Injustice and Task Performance in the Ridesharing Context: Examining the Role of Emotions and Emotion Regulation

Xue Lei

Advisor: Seth Kaplan, PhD, Department of Psychology

Committee Members: Yi-Ching Lee, Kevin Rockmann

David J. King Hall, #2038
April 16, 2020, 10:00 AM to 12:00 PM

Abstract:

The customer rating system in online platform-mediated gig work provides customers with much power. This likely induces a high degree of emotional labor in gig workers, especially with the occurrence of injustice. Inability to regulate emotions in this scenario can lead to severe outcomes like road accidents in the gig driving context. Despite the importance of this issue, previous literature has mainly focused on studying the emotional labor of full-time service workers in traditional organizations.

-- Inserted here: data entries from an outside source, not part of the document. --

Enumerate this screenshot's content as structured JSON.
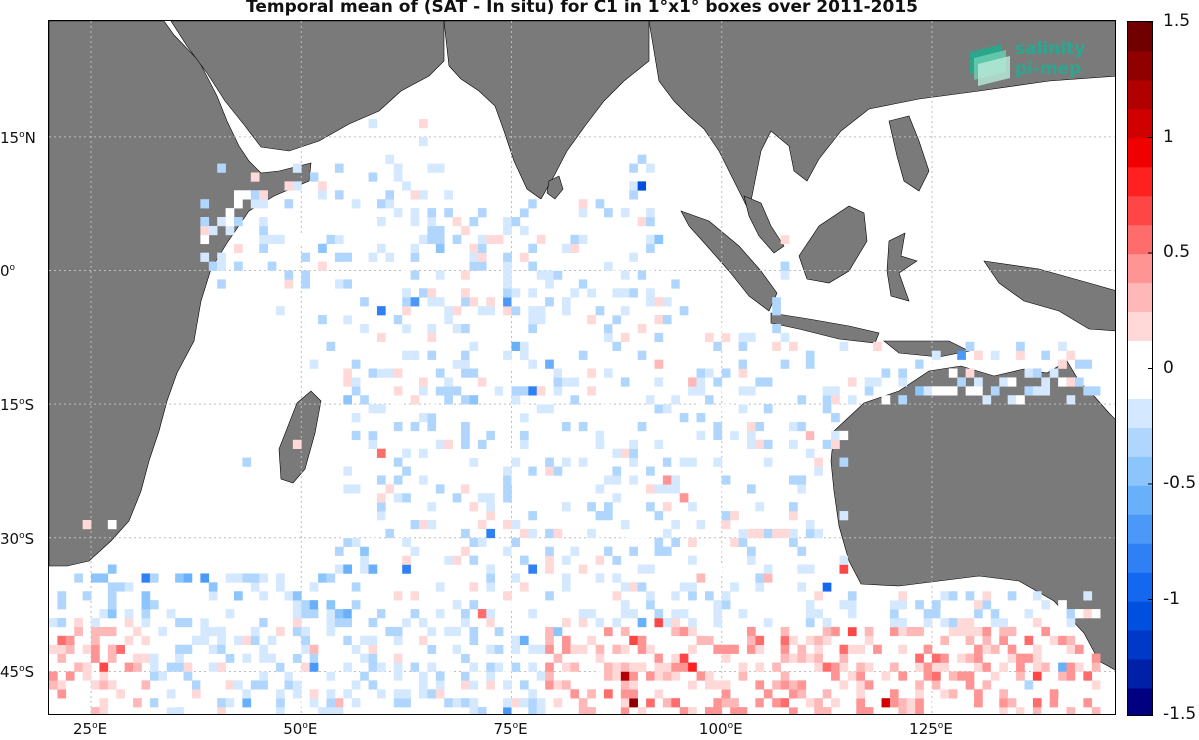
{
  "title": "Temporal mean of (SAT - In situ) for C1 in 1°x1° boxes over 2011-2015",
  "map": {
    "lon_range": [
      20,
      147
    ],
    "lat_range": [
      -50,
      28
    ],
    "land_color": "#7a7a7a",
    "grid": true,
    "lat_ticks": [
      {
        "value": 15,
        "label_num": "15",
        "deg": "o",
        "hemi": "N"
      },
      {
        "value": 0,
        "label_num": "0",
        "deg": "o",
        "hemi": ""
      },
      {
        "value": -15,
        "label_num": "15",
        "deg": "o",
        "hemi": "S"
      },
      {
        "value": -30,
        "label_num": "30",
        "deg": "o",
        "hemi": "S"
      },
      {
        "value": -45,
        "label_num": "45",
        "deg": "o",
        "hemi": "S"
      }
    ],
    "lon_ticks": [
      {
        "value": 25,
        "label_num": "25",
        "deg": "o",
        "hemi": "E"
      },
      {
        "value": 50,
        "label_num": "50",
        "deg": "o",
        "hemi": "E"
      },
      {
        "value": 75,
        "label_num": "75",
        "deg": "o",
        "hemi": "E"
      },
      {
        "value": 100,
        "label_num": "100",
        "deg": "o",
        "hemi": "E"
      },
      {
        "value": 125,
        "label_num": "125",
        "deg": "o",
        "hemi": "E"
      }
    ]
  },
  "colorbar": {
    "min": -1.5,
    "max": 1.5,
    "ticks": [
      "1.5",
      "1",
      "0.5",
      "0",
      "-0.5",
      "-1",
      "-1.5"
    ],
    "colors": [
      "#000080",
      "#0020a8",
      "#0038c8",
      "#0050e0",
      "#1468f0",
      "#3080f5",
      "#4c98f8",
      "#68b0fa",
      "#8cc4fc",
      "#b0d6fe",
      "#d4e8ff",
      "#ffffff",
      "#ffffff",
      "#ffd8d8",
      "#ffb8b8",
      "#ff9494",
      "#ff6c6c",
      "#ff4646",
      "#ff2020",
      "#f00000",
      "#d00000",
      "#b00000",
      "#900000",
      "#700000"
    ]
  },
  "logo": {
    "line1": "salinity",
    "line2": "pi-mep"
  }
}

In the present study, a lab simulation design was developed to mimic the driver-passenger interaction in the ridesharing industry using a driving simulator. The level of different forms of injustice (interpersonal, distributive, informational) was manipulated to investigate their effects on gig drivers’ emotional experience and task performance. Results confirmed that injustice events generally led to negative emotions. However, different injustice feelings produced distinct impacts on task performance. Interpersonal injustice had harmful impacts whereas perceived unfairness of the rating (mainly caused by distributive injustice) had an unexpected motivating effect on the performance in the next ride. Antecedent-focused or cognitive change emotion regulation strategies were an effective way to reduce negative emotions and enhance task performance.